乳腺癌(BC)是一种高度异质且复杂的疾病。个性化治疗方案需要整合多组学数据,并考虑表型变异性。放射组学旨在将医学图像与基因组测量相结合,但由于包含成像、基因组或临床结果数据的非配对数据而面临挑战。在这项研究中,我们提出利用经过良好训练的条件生成对抗网络(cGAN)来解决 BC 放射组学分析中的非配对数据问题。然后,生成的图像将用于预测关键驱动基因和 BC 亚型的突变状态。
我们整合了来自癌症成像档案(TCIA)和癌症基因组图谱(TCGA)的 61 名 BC 患者的配对 MRI 和多组学(mRNA 基因表达、DNA 甲基化和拷贝数变异)谱。为了便于整合,我们采用贝叶斯张量分解方法将多组学数据分解为 17 个潜在特征。随后,基于匹配的侧视图患者 MRI 及其对应的潜在特征训练 cGAN 模型,以预测缺乏 MRI 的 BC 患者的 MRI。使用 Fréchet Inception Distance(FID)度量来计算真实图像和生成图像之间的距离,从而评估模型性能。BC 亚型和驱动基因的突变状态从 cBioPortal 平台获得,其中根据突变患者数量选择了 3 个基因。使用生成的 MRI 构建和训练卷积神经网络(CNN),以进行突变状态预测。使用接收器操作特征曲线下面积(ROC-AUC)和精度-召回曲线下面积(PR-AUC)来评估 CNN 模型对突变状态预测的性能。使用精度、召回率和 F1 分数来评估 CNN 模型在亚型分类中的性能。

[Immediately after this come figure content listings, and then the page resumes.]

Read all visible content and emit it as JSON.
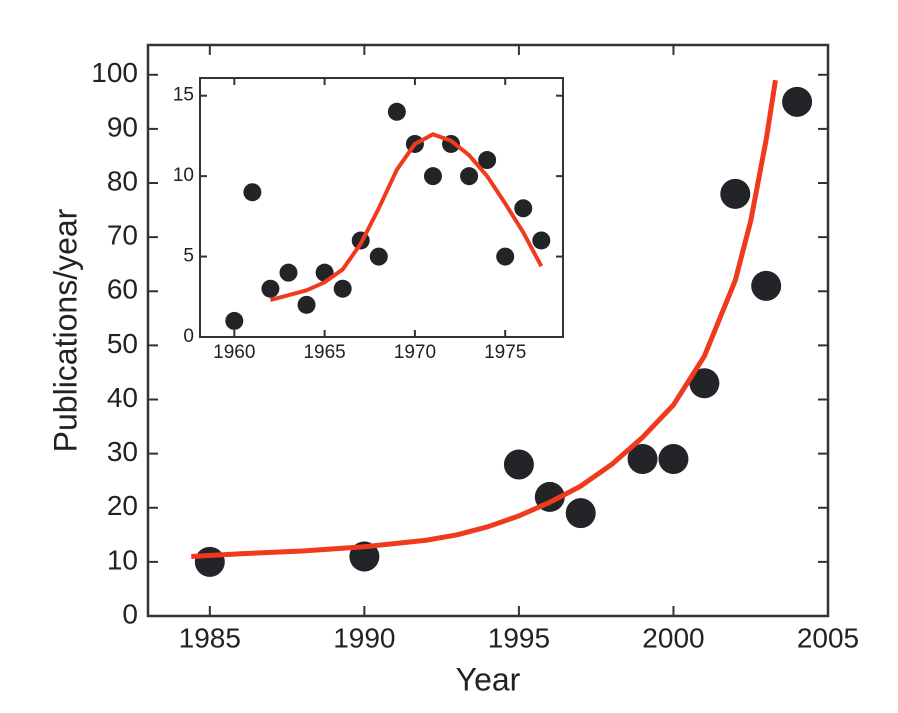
{
  "chart_data": [
    {
      "type": "scatter",
      "x_label": "Year",
      "y_label": "Publications/year",
      "xlim": [
        1983,
        2005
      ],
      "ylim": [
        0,
        105.5
      ],
      "xticks": [
        1985,
        1990,
        1995,
        2000,
        2005
      ],
      "yticks": [
        0,
        10,
        20,
        30,
        40,
        50,
        60,
        70,
        80,
        90,
        100
      ],
      "points": {
        "color": "#222428",
        "x": [
          1985,
          1990,
          1995,
          1996,
          1997,
          1999,
          2000,
          2001,
          2002,
          2003,
          2004
        ],
        "y": [
          10,
          11,
          28,
          22,
          19,
          29,
          29,
          43,
          78,
          61,
          95
        ]
      },
      "fit": {
        "color": "#f03a1e",
        "x": [
          1984.4,
          1986,
          1988,
          1990,
          1992,
          1993,
          1994,
          1995,
          1996,
          1997,
          1998,
          1999,
          2000,
          2001,
          2002,
          2002.5,
          2003,
          2003.3
        ],
        "y": [
          11,
          11.5,
          12,
          12.8,
          14,
          15,
          16.5,
          18.5,
          21,
          24,
          28,
          33,
          39,
          48,
          62,
          73,
          88,
          99
        ]
      }
    },
    {
      "type": "scatter",
      "xlim": [
        1958.1,
        1978.2
      ],
      "ylim": [
        0,
        16.1
      ],
      "xticks": [
        1960,
        1965,
        1970,
        1975
      ],
      "yticks": [
        0,
        5,
        10,
        15
      ],
      "points": {
        "color": "#222428",
        "x": [
          1960,
          1961,
          1962,
          1963,
          1964,
          1965,
          1966,
          1967,
          1968,
          1969,
          1970,
          1971,
          1972,
          1973,
          1974,
          1975,
          1976,
          1977
        ],
        "y": [
          1,
          9,
          3,
          4,
          2,
          4,
          3,
          6,
          5,
          14,
          12,
          10,
          12,
          10,
          11,
          5,
          8,
          6
        ]
      },
      "fit": {
        "color": "#f03a1e",
        "x": [
          1962,
          1963,
          1964,
          1965,
          1966,
          1967,
          1968,
          1969,
          1970,
          1971,
          1972,
          1973,
          1974,
          1975,
          1976,
          1977
        ],
        "y": [
          2.3,
          2.6,
          2.9,
          3.4,
          4.2,
          5.8,
          8,
          10.4,
          12,
          12.6,
          12.2,
          11.3,
          10,
          8.3,
          6.5,
          4.4
        ]
      }
    }
  ]
}
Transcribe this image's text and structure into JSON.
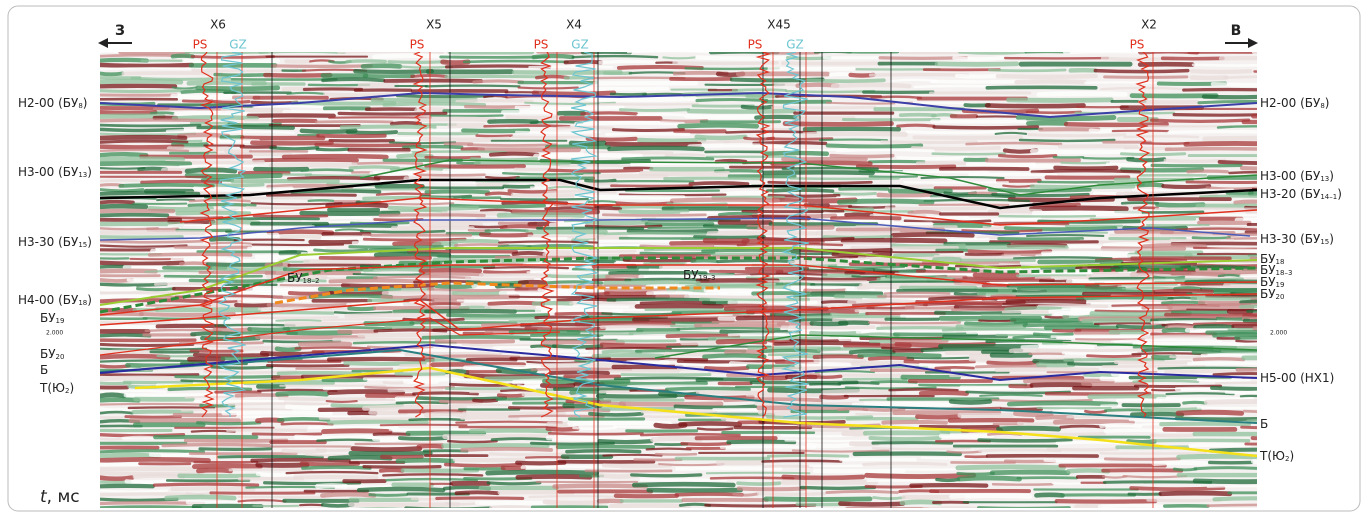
{
  "direction": {
    "left": "З",
    "right": "В"
  },
  "wells": [
    {
      "name": "X6",
      "logs": [
        "PS",
        "GZ"
      ]
    },
    {
      "name": "X5",
      "logs": [
        "PS"
      ]
    },
    {
      "name": "X4",
      "logs": [
        "PS",
        "GZ"
      ]
    },
    {
      "name": "X45",
      "logs": [
        "PS",
        "GZ"
      ]
    },
    {
      "name": "X2",
      "logs": [
        "PS"
      ]
    }
  ],
  "horizons_left": [
    {
      "prefix": "Н2-00 (БУ",
      "sub": "8",
      "suffix": ")"
    },
    {
      "prefix": "Н3-00 (БУ",
      "sub": "13",
      "suffix": ")"
    },
    {
      "prefix": "Н3-30 (БУ",
      "sub": "15",
      "suffix": ")"
    },
    {
      "prefix": "Н4-00 (БУ",
      "sub": "18",
      "suffix": ")"
    },
    {
      "prefix": "БУ",
      "sub": "19"
    },
    {
      "prefix": "БУ",
      "sub": "20"
    },
    {
      "prefix": "Б"
    },
    {
      "prefix": "Т(Ю",
      "sub": "2",
      "suffix": ")"
    }
  ],
  "horizons_right": [
    {
      "prefix": "Н2-00 (БУ",
      "sub": "8",
      "suffix": ")"
    },
    {
      "prefix": "Н3-00 (БУ",
      "sub": "13",
      "suffix": ")"
    },
    {
      "prefix": "Н3-20 (БУ",
      "sub": "14–1",
      "suffix": ")"
    },
    {
      "prefix": "Н3-30 (БУ",
      "sub": "15",
      "suffix": ")"
    },
    {
      "prefix": "БУ",
      "sub": "18"
    },
    {
      "prefix": "БУ",
      "sub": "18–3"
    },
    {
      "prefix": "БУ",
      "sub": "19"
    },
    {
      "prefix": "БУ",
      "sub": "20"
    },
    {
      "prefix": "Н5-00 (НХ1)"
    },
    {
      "prefix": "Б"
    },
    {
      "prefix": "Т(Ю",
      "sub": "2",
      "suffix": ")"
    }
  ],
  "inline_labels": [
    {
      "prefix": "БУ",
      "sub": "18–2"
    },
    {
      "prefix": "БУ",
      "sub": "19–3"
    }
  ],
  "time_marks": {
    "left": "2.000",
    "right": "2.000"
  },
  "axis_label": {
    "variable": "t",
    "unit": ", мс"
  }
}
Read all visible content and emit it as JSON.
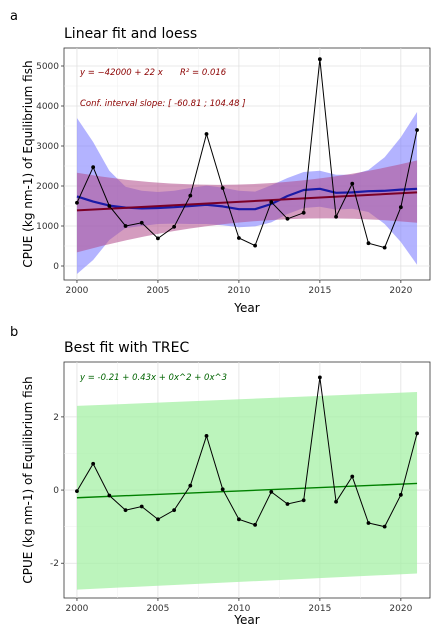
{
  "chart_data": [
    {
      "panel_label": "a",
      "type": "line",
      "title": "Linear fit and loess",
      "xlabel": "Year",
      "ylabel": "CPUE (kg nm-1) of Equilibrium fish",
      "xlim": [
        1999.2,
        2021.8
      ],
      "ylim": [
        -350,
        5450
      ],
      "xticks": [
        2000,
        2005,
        2010,
        2015,
        2020
      ],
      "yticks": [
        0,
        1000,
        2000,
        3000,
        4000,
        5000
      ],
      "grid": true,
      "annotations": {
        "equation": "y = −42000 + 22 x",
        "r2": "R² = 0.016",
        "ci_slope": "Conf. interval slope:  [ -60.81 ; 104.48 ]"
      },
      "colors": {
        "observed": "#000000",
        "loess_line": "#1a1aa6",
        "loess_band": "#8080ff",
        "linear_line": "#7a0026",
        "linear_band": "#b04a8a"
      },
      "x": [
        2000,
        2001,
        2002,
        2003,
        2004,
        2005,
        2006,
        2007,
        2008,
        2009,
        2010,
        2011,
        2012,
        2013,
        2014,
        2015,
        2016,
        2017,
        2018,
        2019,
        2020,
        2021
      ],
      "series": [
        {
          "values": [
            1580,
            2470,
            1500,
            1000,
            1080,
            690,
            980,
            1760,
            3300,
            1950,
            700,
            510,
            1600,
            1180,
            1330,
            5170,
            1230,
            2060,
            570,
            460,
            1470,
            3400
          ]
        }
      ],
      "linear_fit": {
        "y_start": 1390,
        "y_end": 1840,
        "band_lower": [
          340,
          1080
        ],
        "band_upper": [
          2330,
          2640
        ],
        "band_lower_mid": 1380,
        "band_upper_mid": 1720
      },
      "loess_fit": {
        "x": [
          2000,
          2001,
          2002,
          2003,
          2004,
          2005,
          2006,
          2007,
          2008,
          2009,
          2010,
          2011,
          2012,
          2013,
          2014,
          2015,
          2016,
          2017,
          2018,
          2019,
          2020,
          2021
        ],
        "y": [
          1740,
          1610,
          1510,
          1460,
          1440,
          1450,
          1470,
          1500,
          1530,
          1490,
          1420,
          1420,
          1550,
          1750,
          1900,
          1930,
          1830,
          1840,
          1870,
          1880,
          1910,
          1930
        ],
        "lower": [
          -200,
          150,
          650,
          950,
          1000,
          1050,
          1060,
          1050,
          1050,
          1020,
          970,
          990,
          1090,
          1300,
          1450,
          1480,
          1410,
          1430,
          1350,
          1050,
          600,
          30
        ],
        "upper": [
          3700,
          3100,
          2380,
          1980,
          1880,
          1850,
          1880,
          1950,
          2010,
          1960,
          1880,
          1860,
          2020,
          2200,
          2350,
          2380,
          2280,
          2280,
          2400,
          2720,
          3220,
          3850
        ]
      }
    },
    {
      "panel_label": "b",
      "type": "line",
      "title": "Best fit with TREC",
      "xlabel": "Year",
      "ylabel": "CPUE (kg nm-1) of Equilibrium fish",
      "xlim": [
        1999.2,
        2021.8
      ],
      "ylim": [
        -2.95,
        3.5
      ],
      "xticks": [
        2000,
        2005,
        2010,
        2015,
        2020
      ],
      "yticks": [
        -2,
        0,
        2
      ],
      "grid": true,
      "annotations": {
        "equation": "y =  -0.21  + 0.43x  + 0x^2  + 0x^3"
      },
      "colors": {
        "observed": "#000000",
        "fit_line": "#008000",
        "fit_band": "#a6f0a6"
      },
      "x": [
        2000,
        2001,
        2002,
        2003,
        2004,
        2005,
        2006,
        2007,
        2008,
        2009,
        2010,
        2011,
        2012,
        2013,
        2014,
        2015,
        2016,
        2017,
        2018,
        2019,
        2020,
        2021
      ],
      "series": [
        {
          "values": [
            -0.03,
            0.72,
            -0.15,
            -0.55,
            -0.45,
            -0.8,
            -0.55,
            0.12,
            1.48,
            0.02,
            -0.8,
            -0.95,
            -0.05,
            -0.38,
            -0.28,
            3.08,
            -0.32,
            0.37,
            -0.9,
            -1.0,
            -0.13,
            1.55
          ]
        }
      ],
      "fit": {
        "y_start": -0.21,
        "y_end": 0.18,
        "band_lower": [
          -2.72,
          -2.28
        ],
        "band_upper": [
          2.3,
          2.68
        ]
      }
    }
  ]
}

基于测试集的经过良好训练的 cGAN 模型的图像的 FID 为 1.31。用于 TP53、PIK3CA 和 CDH1 突变预测的 CNN 产生了 0.9508、0.7515 和 0.8136 的 ROC-AUC 值,以及 0.9009、0.7184 和 0.5007 的 PR-AUC 值,分别用于这三个基因。多类亚型预测的精度、召回率和 F1 分数分别为 0.8444、0.8435 和 0.8336。算法的源代码和相关数据可在项目 GitHub 上找到,网址为 https://github.com/mattthuang/BC_RadiogenomicGAN。
我们的研究确立了 cGAN 作为一种可行的工具,可用于生成用于突变状态预测和亚型分类的合成 BC MRI,以更好地描述患者中 BC 的异质性。合成图像还有可能显著增加现有的 MRI 数据,并解决数据共享和患者隐私问题,为未来的 BC 机器学习研究提供便利。